The most effective thing the reporters could do is simply walk out en masse when any of them is attacked verbally. Or better yet, the cable networks covering this spectacle ought to turn off the cameras and refuse to air it.
There are healthier, more informative media environments for learning the latest news of the pandemic. The country’s major newspapers have done a very fine job. So, too, most urban papers. And there are plenty of fine sources online. My own preference is to take a larger look at things than following on an hourly or daily basis. We all know the trajectory of this pandemic. It’s going to be a long one. In Albert Camus’ “The Plague,” the Algerian port city of Oran endures for a full year. Let’s hope our affliction is shorter.
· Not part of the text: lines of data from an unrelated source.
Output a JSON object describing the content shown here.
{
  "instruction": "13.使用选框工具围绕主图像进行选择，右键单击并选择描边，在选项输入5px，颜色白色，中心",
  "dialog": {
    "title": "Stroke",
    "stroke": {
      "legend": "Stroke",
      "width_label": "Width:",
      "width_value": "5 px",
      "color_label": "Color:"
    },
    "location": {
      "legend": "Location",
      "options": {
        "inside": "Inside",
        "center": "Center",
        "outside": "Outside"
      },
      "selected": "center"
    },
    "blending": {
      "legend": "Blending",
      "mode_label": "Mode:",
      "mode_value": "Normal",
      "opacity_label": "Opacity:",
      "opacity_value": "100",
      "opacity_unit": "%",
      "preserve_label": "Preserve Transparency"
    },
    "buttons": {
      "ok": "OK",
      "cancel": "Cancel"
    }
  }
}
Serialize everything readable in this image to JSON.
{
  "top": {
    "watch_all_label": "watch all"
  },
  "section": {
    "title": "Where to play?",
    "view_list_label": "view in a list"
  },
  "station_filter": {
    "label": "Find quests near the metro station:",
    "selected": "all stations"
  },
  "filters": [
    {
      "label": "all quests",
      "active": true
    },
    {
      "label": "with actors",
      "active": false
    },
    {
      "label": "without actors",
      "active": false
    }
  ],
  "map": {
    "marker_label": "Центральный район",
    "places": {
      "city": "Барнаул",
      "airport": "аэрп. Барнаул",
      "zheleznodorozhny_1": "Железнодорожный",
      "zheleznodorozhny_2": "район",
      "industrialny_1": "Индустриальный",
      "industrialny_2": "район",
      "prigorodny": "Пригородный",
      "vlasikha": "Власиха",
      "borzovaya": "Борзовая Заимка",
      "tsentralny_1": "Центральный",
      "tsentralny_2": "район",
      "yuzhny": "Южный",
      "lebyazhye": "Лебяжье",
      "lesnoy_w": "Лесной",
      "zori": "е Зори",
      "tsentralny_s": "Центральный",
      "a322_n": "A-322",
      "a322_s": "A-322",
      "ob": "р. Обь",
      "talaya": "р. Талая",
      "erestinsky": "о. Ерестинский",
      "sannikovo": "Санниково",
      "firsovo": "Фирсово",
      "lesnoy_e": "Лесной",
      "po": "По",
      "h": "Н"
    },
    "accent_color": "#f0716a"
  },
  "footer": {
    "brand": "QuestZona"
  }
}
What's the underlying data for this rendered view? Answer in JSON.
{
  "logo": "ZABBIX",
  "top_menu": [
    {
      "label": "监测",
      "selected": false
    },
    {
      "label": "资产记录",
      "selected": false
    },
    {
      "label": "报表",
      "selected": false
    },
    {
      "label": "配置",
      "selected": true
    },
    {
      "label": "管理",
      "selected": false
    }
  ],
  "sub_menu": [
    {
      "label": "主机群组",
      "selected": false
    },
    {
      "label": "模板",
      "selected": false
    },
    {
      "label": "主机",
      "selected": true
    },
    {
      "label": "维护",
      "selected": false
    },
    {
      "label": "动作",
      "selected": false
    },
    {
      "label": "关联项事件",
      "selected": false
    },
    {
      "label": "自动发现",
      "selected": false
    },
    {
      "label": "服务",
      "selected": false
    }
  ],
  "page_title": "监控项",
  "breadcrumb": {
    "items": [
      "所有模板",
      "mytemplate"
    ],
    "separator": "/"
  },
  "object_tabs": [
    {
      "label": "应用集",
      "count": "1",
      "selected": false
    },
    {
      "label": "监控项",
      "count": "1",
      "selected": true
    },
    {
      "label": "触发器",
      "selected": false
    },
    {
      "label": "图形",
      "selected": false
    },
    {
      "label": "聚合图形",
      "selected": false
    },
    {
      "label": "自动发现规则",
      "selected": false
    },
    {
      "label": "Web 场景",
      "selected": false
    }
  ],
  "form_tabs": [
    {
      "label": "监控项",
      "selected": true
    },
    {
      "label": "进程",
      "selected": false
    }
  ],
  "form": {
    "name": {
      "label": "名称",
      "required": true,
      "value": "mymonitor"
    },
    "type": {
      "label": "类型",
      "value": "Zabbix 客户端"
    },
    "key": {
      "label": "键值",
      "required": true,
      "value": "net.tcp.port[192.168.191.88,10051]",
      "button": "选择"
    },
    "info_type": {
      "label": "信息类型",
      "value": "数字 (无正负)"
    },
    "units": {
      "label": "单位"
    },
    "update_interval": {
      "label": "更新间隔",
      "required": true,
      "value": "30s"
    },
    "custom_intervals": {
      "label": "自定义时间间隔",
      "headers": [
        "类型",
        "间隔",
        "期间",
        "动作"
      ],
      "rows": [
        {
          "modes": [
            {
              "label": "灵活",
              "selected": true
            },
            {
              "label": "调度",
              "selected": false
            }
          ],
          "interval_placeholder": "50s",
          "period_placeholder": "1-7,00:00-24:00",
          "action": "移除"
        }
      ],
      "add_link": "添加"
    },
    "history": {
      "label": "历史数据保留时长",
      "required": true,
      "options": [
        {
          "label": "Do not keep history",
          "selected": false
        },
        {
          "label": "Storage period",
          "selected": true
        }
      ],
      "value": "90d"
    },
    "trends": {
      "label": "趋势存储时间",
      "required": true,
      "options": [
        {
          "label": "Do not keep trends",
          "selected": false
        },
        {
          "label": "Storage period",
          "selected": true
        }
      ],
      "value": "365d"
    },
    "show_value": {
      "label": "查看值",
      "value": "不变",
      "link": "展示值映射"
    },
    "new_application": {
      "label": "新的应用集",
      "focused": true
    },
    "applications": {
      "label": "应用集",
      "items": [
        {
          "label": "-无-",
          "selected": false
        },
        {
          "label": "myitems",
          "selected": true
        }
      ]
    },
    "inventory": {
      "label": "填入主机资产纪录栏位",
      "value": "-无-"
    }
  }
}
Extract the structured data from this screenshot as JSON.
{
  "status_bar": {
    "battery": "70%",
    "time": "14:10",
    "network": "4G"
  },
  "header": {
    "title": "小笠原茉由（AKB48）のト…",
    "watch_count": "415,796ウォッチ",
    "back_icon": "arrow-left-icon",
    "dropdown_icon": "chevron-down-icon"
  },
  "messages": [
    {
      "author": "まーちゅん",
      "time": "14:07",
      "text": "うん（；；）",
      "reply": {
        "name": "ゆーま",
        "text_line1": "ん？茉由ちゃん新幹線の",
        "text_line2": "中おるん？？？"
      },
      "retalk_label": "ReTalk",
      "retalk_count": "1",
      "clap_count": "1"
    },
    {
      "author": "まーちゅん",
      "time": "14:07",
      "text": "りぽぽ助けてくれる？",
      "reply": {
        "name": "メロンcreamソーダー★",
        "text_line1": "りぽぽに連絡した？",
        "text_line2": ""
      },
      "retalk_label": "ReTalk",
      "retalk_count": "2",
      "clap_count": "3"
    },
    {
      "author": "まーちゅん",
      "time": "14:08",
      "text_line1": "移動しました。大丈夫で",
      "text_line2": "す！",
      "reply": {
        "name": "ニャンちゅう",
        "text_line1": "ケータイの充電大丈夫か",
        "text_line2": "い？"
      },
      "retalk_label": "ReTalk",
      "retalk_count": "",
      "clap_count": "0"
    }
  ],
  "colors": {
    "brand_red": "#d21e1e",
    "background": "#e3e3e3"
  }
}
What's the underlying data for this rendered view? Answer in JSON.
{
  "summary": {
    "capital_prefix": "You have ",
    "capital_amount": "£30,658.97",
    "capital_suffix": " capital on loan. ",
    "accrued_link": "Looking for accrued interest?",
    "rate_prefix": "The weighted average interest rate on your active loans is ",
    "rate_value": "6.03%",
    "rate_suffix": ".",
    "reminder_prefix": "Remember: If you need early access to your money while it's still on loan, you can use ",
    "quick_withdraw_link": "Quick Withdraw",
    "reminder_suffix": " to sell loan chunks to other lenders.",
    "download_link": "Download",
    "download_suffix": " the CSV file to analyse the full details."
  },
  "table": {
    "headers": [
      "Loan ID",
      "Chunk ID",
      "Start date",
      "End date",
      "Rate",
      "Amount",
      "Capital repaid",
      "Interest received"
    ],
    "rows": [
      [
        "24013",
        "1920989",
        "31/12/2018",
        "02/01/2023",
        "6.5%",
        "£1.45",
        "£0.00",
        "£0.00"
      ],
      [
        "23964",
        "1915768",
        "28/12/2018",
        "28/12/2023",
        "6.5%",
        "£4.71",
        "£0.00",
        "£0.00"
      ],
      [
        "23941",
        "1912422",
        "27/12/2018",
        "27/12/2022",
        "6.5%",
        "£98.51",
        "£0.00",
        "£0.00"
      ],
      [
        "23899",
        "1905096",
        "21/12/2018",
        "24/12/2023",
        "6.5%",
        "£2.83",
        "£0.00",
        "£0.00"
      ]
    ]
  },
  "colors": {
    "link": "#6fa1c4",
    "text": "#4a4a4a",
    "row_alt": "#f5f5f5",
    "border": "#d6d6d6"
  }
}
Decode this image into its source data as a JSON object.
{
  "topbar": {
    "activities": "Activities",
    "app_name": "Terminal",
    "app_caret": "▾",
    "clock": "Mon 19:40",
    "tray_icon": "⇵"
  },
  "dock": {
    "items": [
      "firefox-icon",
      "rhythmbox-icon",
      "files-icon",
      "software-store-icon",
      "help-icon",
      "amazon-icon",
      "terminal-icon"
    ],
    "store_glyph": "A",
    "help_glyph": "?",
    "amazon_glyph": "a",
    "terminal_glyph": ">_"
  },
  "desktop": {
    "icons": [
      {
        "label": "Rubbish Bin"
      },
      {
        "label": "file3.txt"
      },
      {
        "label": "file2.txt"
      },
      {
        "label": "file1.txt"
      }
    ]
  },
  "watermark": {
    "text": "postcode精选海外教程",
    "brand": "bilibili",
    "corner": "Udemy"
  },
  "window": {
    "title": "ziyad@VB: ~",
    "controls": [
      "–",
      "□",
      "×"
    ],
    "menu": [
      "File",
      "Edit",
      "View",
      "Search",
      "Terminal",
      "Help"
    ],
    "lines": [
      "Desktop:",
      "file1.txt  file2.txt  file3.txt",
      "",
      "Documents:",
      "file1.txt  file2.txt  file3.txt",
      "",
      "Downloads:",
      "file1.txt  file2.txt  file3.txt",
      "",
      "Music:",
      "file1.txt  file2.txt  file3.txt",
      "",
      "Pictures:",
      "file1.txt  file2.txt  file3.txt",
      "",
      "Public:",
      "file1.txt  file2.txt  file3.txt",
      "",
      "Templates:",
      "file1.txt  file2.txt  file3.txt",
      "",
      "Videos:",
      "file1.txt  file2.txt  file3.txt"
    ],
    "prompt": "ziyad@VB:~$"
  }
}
Based upon the more informative daily briefings by the likes of Washington Gov. Jay Inslee, California Gov. Gavin Newsome, and New York Gov. Andrew Cuomo, there’s good reason to believe that reasonable measures can dampen the worst of what we are dealing with – provided there is enough supply from the federal government for hospitals and medical staff.
That’s the real news we are all awaiting. Especially when it’s accompanied by an empathetic tone that conveys an understanding about what it actually means that people are suffering.
The media spectacle of these daily briefings recalls earlier efforts at taking grandiose stands that ultimately failed spectacularly. I recall my days studying European history, when I took a tour of the old fascist landmarks of Nazi Germany. Chief among them was the Nuremburg Platz, a vast stadium and open field where Hitler held his rallies and spoke for hours over a blaring microphone and his filmmaker, Leni Riefenstahl, filmed the famous propaganda movie, “Triumph of the Will.”
When I visited that Nuremburg stadium in 1985 it was reduced to virtual rubble and serving as a dumping ground for impounded automobiles. Such are the ruins of authoritarian fantasy.
Today the president has his own Leni Riefenstahl. It’s called FOX news. But eventually, this too shall pass. I’d advise starting now by turning it off.